Eventually, after two hours of trying to regain some semblance of composure, she called Edie Chambers. She said, ‘I know you were on New Hope with Felix Baxter over the weekend. Phil told me. How did he seem to you?’
‘Are you okay, Ruthie?’
‘I’m fine.’
‘You don’t sound it.’
‘Don’t worry about me. Tell me about Baxter.’
‘He was jumpy. He did a pretty good job of hiding it, but he was nervous and he wasn’t the only one. A couple of his people there struck me as seriously spooked.’
‘Three people have gone missing there since you got back.’
‘I know, and all totally explicable, an accident at
sea and an academic out of her depth in the wilderness. You’d honestly wonder what it’s going to take.’
‘I’m not going to let that happen, Edie. I’m going back there. I think I know what needs to be done.’
Edith was silent. Then she said, ‘Phil won’t let you go alone. He’ll insist on going with you. So you’ll be putting him in danger and doing it deliberately.’
Ruthie closed her eyes. She said, ‘It’s not Phil I need there. It’s Patsy Lassiter. If I’m right, he’s the key to this. It’s Patsy has to come.’
‘Are you really okay, Ruthie? You don’t sound much like yourself.’
‘I’m fine,’ Ruthie said.
‘I like you,’ Edie said, ‘I’m the one who got you and my stepdad together in the first place, but Phil and Patsy are all I’ve got left in the way of family. You risk their lives and I’ll never, ever forgive you.’

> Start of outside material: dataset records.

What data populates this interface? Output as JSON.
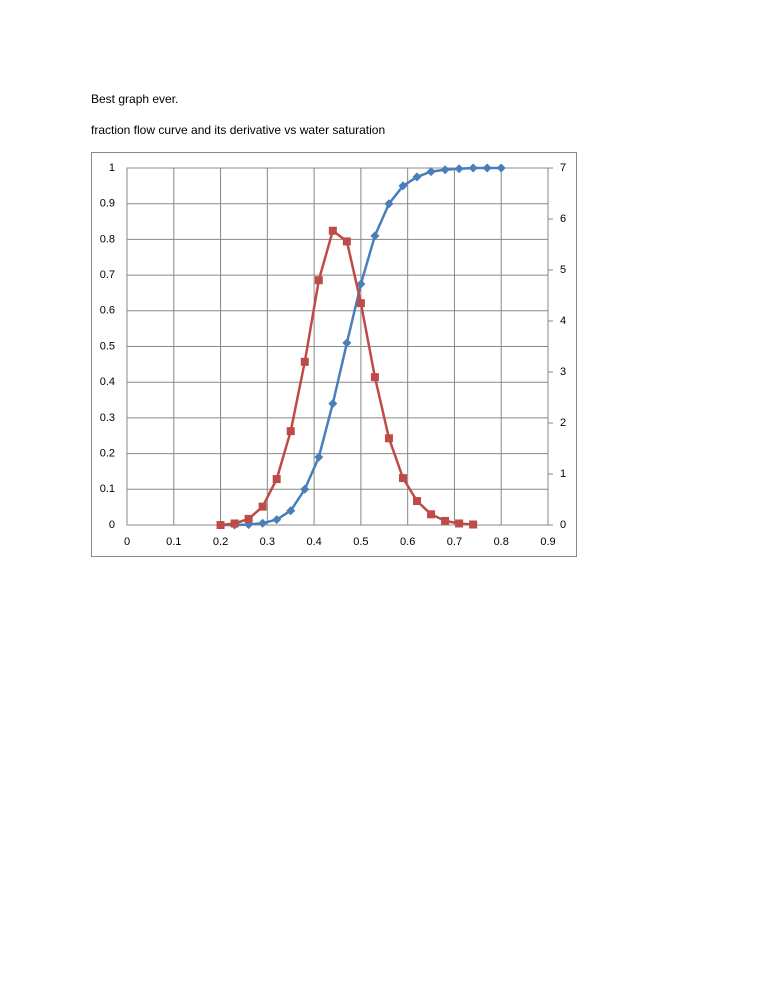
{
  "document": {
    "heading": "Best graph ever.",
    "caption": "fraction flow curve and its derivative vs water saturation"
  },
  "chart_data": {
    "type": "line",
    "xlim": [
      0,
      0.9
    ],
    "xticks": [
      0,
      0.1,
      0.2,
      0.3,
      0.4,
      0.5,
      0.6,
      0.7,
      0.8,
      0.9
    ],
    "ylim": [
      0,
      1
    ],
    "yticks": [
      0,
      0.1,
      0.2,
      0.3,
      0.4,
      0.5,
      0.6,
      0.7,
      0.8,
      0.9,
      1
    ],
    "y2lim": [
      0,
      7
    ],
    "y2ticks": [
      0,
      1,
      2,
      3,
      4,
      5,
      6,
      7
    ],
    "grid": true,
    "series": [
      {
        "color": "#4a7ebb",
        "marker": "diamond",
        "x": [
          0.2,
          0.23,
          0.26,
          0.29,
          0.32,
          0.35,
          0.38,
          0.41,
          0.44,
          0.47,
          0.5,
          0.53,
          0.56,
          0.59,
          0.62,
          0.65,
          0.68,
          0.71,
          0.74,
          0.77,
          0.8
        ],
        "values": [
          0,
          0,
          0.001,
          0.005,
          0.015,
          0.04,
          0.1,
          0.19,
          0.34,
          0.51,
          0.675,
          0.81,
          0.9,
          0.95,
          0.975,
          0.99,
          0.995,
          0.998,
          1,
          1,
          1
        ]
      },
      {
        "color": "#be4b48",
        "marker": "square",
        "axis": "y2",
        "x": [
          0.2,
          0.23,
          0.26,
          0.29,
          0.32,
          0.35,
          0.38,
          0.41,
          0.44,
          0.47,
          0.5,
          0.53,
          0.56,
          0.59,
          0.62,
          0.65,
          0.68,
          0.71,
          0.74
        ],
        "values": [
          0,
          0.03,
          0.12,
          0.36,
          0.9,
          1.84,
          3.2,
          4.8,
          5.77,
          5.56,
          4.35,
          2.9,
          1.7,
          0.92,
          0.47,
          0.21,
          0.08,
          0.03,
          0.01
        ]
      }
    ]
  }
}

‘Phil and Patsy are grown-ups, Edie,’ Ruthie said, closing her eyes tightly, concentrating so her voice wouldn’t wobble into a sob. ‘They make up their own minds about what they do or don’t do.’
‘Fuck you,’ Edith said, after a pause, terminating the call.
She called back ten minutes later. She was crying. They both were. She sniffed and said, ‘Bring me up to speed, Ruthie. Tell me what you think’s got to happen on New Hope.’
So Ruthie did.
Chapter Fourteen
They convened at Ruthie Gillespie’s cottage at Ventnor on Wight on the Saturday. Phil Fortescue had been there since the previous evening. Patrick Lassiter arrived with Helena Davenport. She was his guest for the weekend and had an interest both in New Hope and now in him. They’d adjourned to a table in a quiet corner of the Spyglass at 11am when Edith Chambers surprised them. Phil and Patsy rose and hugged her in turn. She was introduced to Helena.
To Ruthie, Edie said, ‘A gatecrasher’s probably the last thing you think you need but I’ll have something to say about this plot you’ve dreamed up, and I‘ve every right to say it.’